There was good advice given in that thread as to the ways to get work without
using these sites too.

------
justfalcon
I've been having nightmares using oDesk as of late. Almost every job I post is
95% bots and when I try to bid on jobs it's difficult to cut through the noise
when developers are working for $5-10/hr.

My biggest issue with oDesk though is the language barriers (on both
client/freelancer sides). I really wish there would be more accountability for
this...

------
brandonlipman
They both are equally difficult to get work on with many of the same issues as
you stated on Freelancer. Strictly looking at interface I really like oDesk.
There's a thread on Hacker News where you can post out what you can do/see
what others are looking for.

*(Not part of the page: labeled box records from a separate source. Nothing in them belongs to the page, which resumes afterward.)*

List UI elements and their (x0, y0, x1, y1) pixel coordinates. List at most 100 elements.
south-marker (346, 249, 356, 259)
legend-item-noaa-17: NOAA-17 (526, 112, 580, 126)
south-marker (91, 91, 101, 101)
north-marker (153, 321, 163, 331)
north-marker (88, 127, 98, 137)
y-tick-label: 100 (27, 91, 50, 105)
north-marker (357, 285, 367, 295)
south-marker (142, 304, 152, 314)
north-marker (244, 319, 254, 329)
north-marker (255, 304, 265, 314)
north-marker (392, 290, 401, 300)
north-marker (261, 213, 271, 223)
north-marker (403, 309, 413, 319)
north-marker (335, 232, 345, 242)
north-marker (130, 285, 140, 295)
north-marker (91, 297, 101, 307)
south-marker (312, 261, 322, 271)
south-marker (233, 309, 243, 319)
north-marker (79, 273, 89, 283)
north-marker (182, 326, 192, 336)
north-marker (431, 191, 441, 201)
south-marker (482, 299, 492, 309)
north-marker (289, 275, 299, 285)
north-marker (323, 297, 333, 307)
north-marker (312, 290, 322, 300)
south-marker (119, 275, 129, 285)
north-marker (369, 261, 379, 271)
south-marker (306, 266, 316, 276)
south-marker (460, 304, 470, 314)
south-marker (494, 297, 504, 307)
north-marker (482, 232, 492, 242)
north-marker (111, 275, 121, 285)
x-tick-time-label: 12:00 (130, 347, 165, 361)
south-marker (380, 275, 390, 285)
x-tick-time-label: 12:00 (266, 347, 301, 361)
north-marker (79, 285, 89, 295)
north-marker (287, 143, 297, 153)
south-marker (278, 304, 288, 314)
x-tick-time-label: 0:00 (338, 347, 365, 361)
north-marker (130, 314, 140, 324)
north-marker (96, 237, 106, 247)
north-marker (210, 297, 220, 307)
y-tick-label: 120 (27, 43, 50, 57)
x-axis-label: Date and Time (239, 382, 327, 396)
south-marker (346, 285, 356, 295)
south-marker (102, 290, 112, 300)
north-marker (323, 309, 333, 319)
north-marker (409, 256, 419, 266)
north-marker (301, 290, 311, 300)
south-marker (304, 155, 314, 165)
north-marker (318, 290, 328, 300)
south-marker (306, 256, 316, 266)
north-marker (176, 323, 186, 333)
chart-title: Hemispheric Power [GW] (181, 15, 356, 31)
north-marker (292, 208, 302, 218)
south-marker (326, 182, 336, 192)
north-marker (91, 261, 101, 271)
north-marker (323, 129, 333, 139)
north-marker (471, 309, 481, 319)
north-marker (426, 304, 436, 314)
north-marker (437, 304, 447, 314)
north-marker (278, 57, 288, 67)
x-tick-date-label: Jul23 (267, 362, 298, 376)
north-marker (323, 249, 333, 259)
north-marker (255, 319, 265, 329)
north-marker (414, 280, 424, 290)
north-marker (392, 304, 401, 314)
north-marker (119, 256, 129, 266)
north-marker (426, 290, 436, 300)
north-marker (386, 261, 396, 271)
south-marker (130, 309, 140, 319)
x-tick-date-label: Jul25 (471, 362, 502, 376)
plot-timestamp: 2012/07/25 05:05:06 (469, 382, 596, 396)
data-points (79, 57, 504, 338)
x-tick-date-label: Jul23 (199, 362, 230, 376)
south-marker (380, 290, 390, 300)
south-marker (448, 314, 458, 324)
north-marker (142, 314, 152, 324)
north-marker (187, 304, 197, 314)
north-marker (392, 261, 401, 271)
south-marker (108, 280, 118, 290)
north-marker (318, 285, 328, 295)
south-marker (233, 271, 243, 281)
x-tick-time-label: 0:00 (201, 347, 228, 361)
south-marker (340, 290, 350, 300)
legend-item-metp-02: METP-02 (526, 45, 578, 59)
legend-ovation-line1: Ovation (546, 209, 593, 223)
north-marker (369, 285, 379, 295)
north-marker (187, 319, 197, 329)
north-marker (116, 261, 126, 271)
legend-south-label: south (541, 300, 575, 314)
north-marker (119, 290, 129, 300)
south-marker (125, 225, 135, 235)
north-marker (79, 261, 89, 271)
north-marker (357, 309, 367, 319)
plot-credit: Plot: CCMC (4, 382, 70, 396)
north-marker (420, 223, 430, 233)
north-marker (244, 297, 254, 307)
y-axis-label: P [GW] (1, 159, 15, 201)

I would suggest that.

------
yetanotheracc
Based on my experience, the quality of workers on Elance is so bad that it is
easy to be the top or the only worthwhile applicant for most jobs. Which makes
it easy to win the good clients when they come to Elance and they do come
occasionally.

------
kumkum
oDesk/Elance is no different than freelancer. oDesk was bit better before its
merger with Elance. Now it seems like because of over dependence on algorithms
to weed out the bad, the ecosystem is getting worse.

------
JoeAltmaier
I was going to answer, then the explicit racism in the question choked me.

------
altern8
How about peopleperhour.com? I've been using it and it's not bad.

There's a screening process to start selling on the site, and there are a more
people from England rather than India.

------
deathtrader666
Maybe you could try out Dreamlance.io[1]

We started it precisely to solve the problems mentioned in this thread.

[1] [http://dreamlance.io/](http://dreamlance.io/)

------
icpmacdo
An additional question I have, related to these services is, on average how
long does it take for clients your doing work for to pay you?

------
gyre007
Both of these are total jooke from my experience. I've yet to see a proper
freelance site for professionals.

------
phazmatis
oDesk has mainly repeat clients who don't get frustrated by the 20+
bots/agencies/morons for every 1 real applicant.